Monday, December 19, 2011

Foreign Patenting: Ways to Save Money


A US patent only protects the invention in the US and will not stop infringement abroad. Thus, a foreign patent is required in each country where patent protection is desired. However, it is expensive to file applications in all countries where the invention may be infringed. I want to discuss some ways of protecting the invention abroad without wasting money. 

Companies and startups in particular should not feel compelled to foreign file everywhere. It may be better for a company with a constrained patent budget to focus where it has current and expects future sales. Manufacturing a patented invention without permission may serve as a basis for infringement, but competitors may readily change a manufacturing site. It's much more difficult to change where the invention is sold or used. For example, a startup having US sales of 40%, European sales of 20%, China sales of 15%, Russian sales of 10%,  and 15% in the rest of the world may decide to seek patents in the US, Europe, China, and Russia, and ignore the rest. This "patent where you have sales" should be tempered by an assessment of the commercial value of the invention. The more important the invention is to a company, the more far reaching should be the patent effort, and vice-versa. Although far from a comprehensive study, my review of several Fortune 100 companies revealed even those with great financial resources were selective on foreign filing. Thus, a company might file only one application in the EPO for every five times it filed in the US.

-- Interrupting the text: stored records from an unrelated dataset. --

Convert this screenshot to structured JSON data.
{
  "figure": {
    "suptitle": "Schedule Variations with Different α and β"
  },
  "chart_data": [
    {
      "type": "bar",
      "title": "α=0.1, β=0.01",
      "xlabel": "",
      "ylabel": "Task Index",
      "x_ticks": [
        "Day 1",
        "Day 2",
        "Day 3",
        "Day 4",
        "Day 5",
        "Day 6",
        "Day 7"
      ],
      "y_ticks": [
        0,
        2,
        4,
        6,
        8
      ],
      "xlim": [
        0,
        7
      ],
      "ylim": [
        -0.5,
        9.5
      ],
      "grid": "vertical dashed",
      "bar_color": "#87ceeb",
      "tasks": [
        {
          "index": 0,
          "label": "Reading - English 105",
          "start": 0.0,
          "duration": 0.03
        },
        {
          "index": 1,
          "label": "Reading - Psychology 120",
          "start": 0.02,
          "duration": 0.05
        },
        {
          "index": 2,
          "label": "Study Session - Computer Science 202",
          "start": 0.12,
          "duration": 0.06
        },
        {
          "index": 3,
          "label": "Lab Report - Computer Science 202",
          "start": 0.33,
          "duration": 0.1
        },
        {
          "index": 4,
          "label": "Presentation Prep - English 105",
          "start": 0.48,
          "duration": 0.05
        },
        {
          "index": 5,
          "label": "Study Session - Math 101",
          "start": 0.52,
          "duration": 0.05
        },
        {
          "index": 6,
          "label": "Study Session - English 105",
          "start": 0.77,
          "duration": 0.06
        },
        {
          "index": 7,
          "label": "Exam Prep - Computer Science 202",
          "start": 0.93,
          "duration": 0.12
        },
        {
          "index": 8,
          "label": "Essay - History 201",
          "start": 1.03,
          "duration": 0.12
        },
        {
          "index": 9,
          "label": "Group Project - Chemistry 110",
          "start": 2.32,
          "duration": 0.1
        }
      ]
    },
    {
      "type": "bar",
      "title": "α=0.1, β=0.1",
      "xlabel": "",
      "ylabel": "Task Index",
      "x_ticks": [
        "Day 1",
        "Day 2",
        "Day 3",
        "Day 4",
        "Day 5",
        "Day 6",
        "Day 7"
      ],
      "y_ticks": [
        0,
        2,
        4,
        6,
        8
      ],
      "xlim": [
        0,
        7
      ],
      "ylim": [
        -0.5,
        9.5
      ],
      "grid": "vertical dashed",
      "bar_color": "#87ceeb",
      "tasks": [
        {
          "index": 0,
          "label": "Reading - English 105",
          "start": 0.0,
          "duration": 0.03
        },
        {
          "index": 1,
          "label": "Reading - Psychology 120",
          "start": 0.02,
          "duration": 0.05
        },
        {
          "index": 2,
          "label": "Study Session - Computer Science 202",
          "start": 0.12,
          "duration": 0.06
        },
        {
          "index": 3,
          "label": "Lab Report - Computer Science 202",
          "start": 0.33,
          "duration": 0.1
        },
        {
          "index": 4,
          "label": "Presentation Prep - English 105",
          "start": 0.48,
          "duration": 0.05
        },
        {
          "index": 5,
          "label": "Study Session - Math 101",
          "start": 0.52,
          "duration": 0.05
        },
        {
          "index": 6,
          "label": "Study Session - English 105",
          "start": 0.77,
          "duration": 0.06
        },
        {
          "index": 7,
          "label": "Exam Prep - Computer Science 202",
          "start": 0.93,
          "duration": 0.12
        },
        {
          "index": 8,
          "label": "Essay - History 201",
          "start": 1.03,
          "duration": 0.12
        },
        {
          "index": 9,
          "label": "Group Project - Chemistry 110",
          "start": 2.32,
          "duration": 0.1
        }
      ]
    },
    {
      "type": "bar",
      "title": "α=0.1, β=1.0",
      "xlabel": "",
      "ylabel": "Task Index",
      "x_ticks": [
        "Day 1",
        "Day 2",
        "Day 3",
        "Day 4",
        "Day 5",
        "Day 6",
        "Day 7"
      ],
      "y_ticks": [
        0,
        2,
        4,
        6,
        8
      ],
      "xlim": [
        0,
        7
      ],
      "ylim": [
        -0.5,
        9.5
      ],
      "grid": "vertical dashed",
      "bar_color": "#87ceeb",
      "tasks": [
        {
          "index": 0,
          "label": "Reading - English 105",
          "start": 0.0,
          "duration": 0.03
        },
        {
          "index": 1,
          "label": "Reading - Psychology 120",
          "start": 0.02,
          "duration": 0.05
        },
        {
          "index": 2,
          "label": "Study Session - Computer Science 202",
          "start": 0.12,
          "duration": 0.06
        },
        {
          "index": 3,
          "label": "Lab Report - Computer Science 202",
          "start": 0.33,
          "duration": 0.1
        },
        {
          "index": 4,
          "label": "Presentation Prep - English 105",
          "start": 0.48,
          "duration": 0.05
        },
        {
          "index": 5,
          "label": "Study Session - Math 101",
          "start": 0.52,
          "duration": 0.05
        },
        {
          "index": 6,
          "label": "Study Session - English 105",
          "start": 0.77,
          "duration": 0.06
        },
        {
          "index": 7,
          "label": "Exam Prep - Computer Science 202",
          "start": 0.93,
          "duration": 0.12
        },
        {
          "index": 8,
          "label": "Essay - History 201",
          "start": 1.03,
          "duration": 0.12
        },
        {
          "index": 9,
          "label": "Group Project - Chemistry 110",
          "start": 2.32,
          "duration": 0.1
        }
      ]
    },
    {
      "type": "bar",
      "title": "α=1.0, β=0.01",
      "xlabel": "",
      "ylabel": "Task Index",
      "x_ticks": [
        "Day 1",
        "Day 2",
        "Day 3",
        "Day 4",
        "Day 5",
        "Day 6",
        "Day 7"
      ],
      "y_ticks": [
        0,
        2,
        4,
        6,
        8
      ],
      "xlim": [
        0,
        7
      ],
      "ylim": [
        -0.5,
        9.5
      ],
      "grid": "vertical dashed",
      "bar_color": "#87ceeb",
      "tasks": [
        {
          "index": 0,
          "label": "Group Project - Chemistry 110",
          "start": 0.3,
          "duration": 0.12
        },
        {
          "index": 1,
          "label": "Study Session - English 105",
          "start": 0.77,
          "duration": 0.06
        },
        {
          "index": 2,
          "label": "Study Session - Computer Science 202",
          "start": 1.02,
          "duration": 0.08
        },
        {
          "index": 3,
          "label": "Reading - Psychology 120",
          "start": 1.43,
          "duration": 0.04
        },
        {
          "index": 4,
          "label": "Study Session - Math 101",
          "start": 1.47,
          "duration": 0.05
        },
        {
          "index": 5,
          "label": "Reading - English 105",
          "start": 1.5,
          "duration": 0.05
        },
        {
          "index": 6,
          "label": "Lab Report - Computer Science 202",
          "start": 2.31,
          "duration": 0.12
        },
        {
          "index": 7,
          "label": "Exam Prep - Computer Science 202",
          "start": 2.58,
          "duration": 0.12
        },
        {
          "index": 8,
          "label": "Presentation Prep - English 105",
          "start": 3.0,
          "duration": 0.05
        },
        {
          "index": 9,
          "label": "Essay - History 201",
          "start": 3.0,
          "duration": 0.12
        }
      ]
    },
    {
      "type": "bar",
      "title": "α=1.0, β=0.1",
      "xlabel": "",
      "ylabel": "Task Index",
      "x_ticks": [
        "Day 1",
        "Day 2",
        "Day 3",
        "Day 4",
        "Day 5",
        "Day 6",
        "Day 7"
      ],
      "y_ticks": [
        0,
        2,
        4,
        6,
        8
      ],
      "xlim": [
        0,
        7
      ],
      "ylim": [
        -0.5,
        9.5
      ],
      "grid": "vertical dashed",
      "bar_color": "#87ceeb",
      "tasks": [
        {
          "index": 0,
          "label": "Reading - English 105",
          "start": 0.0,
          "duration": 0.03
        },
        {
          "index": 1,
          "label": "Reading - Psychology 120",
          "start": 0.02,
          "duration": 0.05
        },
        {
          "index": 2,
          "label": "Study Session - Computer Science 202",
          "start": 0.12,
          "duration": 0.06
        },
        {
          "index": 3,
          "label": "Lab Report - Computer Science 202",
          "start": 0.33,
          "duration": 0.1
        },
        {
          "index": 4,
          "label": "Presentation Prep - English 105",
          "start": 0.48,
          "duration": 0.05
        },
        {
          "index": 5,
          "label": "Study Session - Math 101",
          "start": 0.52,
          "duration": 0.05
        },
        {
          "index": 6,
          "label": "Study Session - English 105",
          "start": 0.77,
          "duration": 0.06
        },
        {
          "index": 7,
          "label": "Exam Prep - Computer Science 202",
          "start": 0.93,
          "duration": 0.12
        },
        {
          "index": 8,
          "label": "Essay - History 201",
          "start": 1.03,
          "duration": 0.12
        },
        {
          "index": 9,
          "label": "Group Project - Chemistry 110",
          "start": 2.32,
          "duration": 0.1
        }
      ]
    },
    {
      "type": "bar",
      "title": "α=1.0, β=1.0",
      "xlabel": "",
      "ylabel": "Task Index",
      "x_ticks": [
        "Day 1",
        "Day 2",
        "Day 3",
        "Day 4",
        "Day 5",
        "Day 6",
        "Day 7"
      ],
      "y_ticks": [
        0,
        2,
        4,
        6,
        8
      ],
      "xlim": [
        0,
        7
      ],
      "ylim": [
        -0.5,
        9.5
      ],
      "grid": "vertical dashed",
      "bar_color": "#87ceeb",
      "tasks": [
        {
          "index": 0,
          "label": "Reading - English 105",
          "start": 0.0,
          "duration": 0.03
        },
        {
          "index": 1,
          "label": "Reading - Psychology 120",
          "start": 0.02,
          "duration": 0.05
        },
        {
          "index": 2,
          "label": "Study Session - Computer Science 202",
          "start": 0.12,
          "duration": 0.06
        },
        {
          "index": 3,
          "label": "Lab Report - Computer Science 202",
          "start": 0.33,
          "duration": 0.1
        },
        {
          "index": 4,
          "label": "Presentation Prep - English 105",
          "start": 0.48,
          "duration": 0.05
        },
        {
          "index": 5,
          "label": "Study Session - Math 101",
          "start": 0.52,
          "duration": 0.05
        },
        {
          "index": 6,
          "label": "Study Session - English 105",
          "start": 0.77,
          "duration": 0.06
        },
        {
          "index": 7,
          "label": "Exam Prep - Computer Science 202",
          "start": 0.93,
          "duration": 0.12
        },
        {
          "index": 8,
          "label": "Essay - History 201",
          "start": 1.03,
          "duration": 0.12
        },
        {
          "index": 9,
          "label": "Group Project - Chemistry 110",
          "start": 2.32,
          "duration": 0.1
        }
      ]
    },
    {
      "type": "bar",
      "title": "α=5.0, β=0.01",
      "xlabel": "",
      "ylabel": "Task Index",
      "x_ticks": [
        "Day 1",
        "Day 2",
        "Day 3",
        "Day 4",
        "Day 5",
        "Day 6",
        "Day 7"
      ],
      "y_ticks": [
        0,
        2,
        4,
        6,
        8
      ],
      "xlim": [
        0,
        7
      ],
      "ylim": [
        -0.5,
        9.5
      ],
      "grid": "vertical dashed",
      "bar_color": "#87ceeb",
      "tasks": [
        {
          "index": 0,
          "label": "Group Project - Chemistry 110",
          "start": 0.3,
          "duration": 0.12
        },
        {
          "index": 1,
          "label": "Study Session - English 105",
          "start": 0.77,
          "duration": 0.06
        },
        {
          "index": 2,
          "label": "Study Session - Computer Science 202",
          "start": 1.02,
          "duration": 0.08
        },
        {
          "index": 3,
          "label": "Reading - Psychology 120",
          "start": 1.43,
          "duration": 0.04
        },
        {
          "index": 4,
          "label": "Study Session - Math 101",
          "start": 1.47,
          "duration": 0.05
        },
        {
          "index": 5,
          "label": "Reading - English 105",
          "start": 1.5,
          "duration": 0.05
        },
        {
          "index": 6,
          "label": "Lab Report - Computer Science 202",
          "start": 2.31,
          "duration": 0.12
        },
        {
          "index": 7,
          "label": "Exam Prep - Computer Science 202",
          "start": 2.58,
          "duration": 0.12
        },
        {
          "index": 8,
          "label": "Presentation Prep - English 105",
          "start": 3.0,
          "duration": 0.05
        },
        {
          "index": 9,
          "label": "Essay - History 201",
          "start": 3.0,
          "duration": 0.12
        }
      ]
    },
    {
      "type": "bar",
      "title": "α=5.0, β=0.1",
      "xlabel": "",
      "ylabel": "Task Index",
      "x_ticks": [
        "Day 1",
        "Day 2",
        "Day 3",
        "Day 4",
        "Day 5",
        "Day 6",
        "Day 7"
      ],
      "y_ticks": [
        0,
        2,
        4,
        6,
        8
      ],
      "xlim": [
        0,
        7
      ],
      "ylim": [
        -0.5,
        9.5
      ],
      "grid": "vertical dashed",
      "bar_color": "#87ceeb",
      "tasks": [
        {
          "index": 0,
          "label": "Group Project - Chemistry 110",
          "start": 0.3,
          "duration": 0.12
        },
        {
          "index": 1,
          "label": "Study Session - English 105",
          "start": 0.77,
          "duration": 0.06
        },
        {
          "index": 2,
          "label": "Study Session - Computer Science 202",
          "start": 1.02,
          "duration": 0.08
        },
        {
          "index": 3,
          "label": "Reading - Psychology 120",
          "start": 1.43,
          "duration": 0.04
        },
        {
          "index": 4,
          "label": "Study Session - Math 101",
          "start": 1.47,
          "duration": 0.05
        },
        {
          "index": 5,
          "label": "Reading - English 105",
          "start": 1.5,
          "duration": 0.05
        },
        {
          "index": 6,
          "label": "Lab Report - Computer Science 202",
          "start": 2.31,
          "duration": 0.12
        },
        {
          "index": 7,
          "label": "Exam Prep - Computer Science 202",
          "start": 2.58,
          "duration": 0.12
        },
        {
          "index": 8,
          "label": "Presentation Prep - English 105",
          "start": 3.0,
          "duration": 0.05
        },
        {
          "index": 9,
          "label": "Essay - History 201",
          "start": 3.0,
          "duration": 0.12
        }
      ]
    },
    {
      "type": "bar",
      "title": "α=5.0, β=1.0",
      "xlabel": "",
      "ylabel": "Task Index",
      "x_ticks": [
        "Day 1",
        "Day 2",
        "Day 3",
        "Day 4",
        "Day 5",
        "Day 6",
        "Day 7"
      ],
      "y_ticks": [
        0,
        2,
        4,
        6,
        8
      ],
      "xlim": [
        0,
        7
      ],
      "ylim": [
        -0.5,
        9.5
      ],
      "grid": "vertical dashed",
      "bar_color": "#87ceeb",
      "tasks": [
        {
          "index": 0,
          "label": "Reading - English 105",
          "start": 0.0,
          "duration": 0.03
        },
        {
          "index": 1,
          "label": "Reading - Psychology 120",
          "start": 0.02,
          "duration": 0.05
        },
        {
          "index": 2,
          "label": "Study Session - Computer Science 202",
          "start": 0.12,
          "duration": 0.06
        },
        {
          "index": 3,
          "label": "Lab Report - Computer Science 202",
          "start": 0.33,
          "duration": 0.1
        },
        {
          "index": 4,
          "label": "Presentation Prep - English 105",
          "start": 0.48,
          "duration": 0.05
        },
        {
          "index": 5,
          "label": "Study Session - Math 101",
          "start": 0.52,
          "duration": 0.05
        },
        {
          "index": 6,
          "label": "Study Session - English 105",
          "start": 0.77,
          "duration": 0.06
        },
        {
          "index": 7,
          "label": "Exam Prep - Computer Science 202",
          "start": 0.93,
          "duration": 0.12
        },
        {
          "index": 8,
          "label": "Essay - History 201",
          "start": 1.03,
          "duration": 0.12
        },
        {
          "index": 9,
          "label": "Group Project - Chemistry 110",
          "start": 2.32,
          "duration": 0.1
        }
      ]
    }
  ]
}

I think that people are starting to analyze the cost of EP filings correctly over the long term. The EPO likes to stress the European countries can be processed as a single application in the European Patent Office, but you must look at the total cost of the entire process including after an EP patent issues. The cost reduction of that single application ends after the application is accepted as patentable. At that stage one must engage a foreign associate to pay the grant fee, file a translation, handle formalities, and pay fees sometimes annually in each country designated in the application. The entire cost can be substantial, e.g., $80,000, to cover major EP countries from the filing date to end of the patent term. 

The other point is the costs of foreign filing have a wide range. For example, each filing in Canada, China, Hong Kong, Singapore, or Taiwan may be $3,000-$4,000, while filing a single application in Europe, Japan, or South Korea may be $6,000 - $8,000. These are ball park figures to illustrate relative costs. For actual costs I suggest one contact a foreign associate in the country of interest close to the foreign filing date.  

One more thing, although one can file directly in each foreign country, it may be less expensive to first file a PCT application designating all foreign countries of interest for about $4,000, which permits you to extend the 12-month foreign filing deadline and attendant filing expenses another 18 months until a company can better assess the commercial value of the technology. It typically saves money by giving a larger window to determine if the foreign applications are worth it. Finally, any disclosure of the invention that occurs before the US filing date may bar foreign patent protection depending on the facts, which should be considered carefully with foreign counsel at the outset.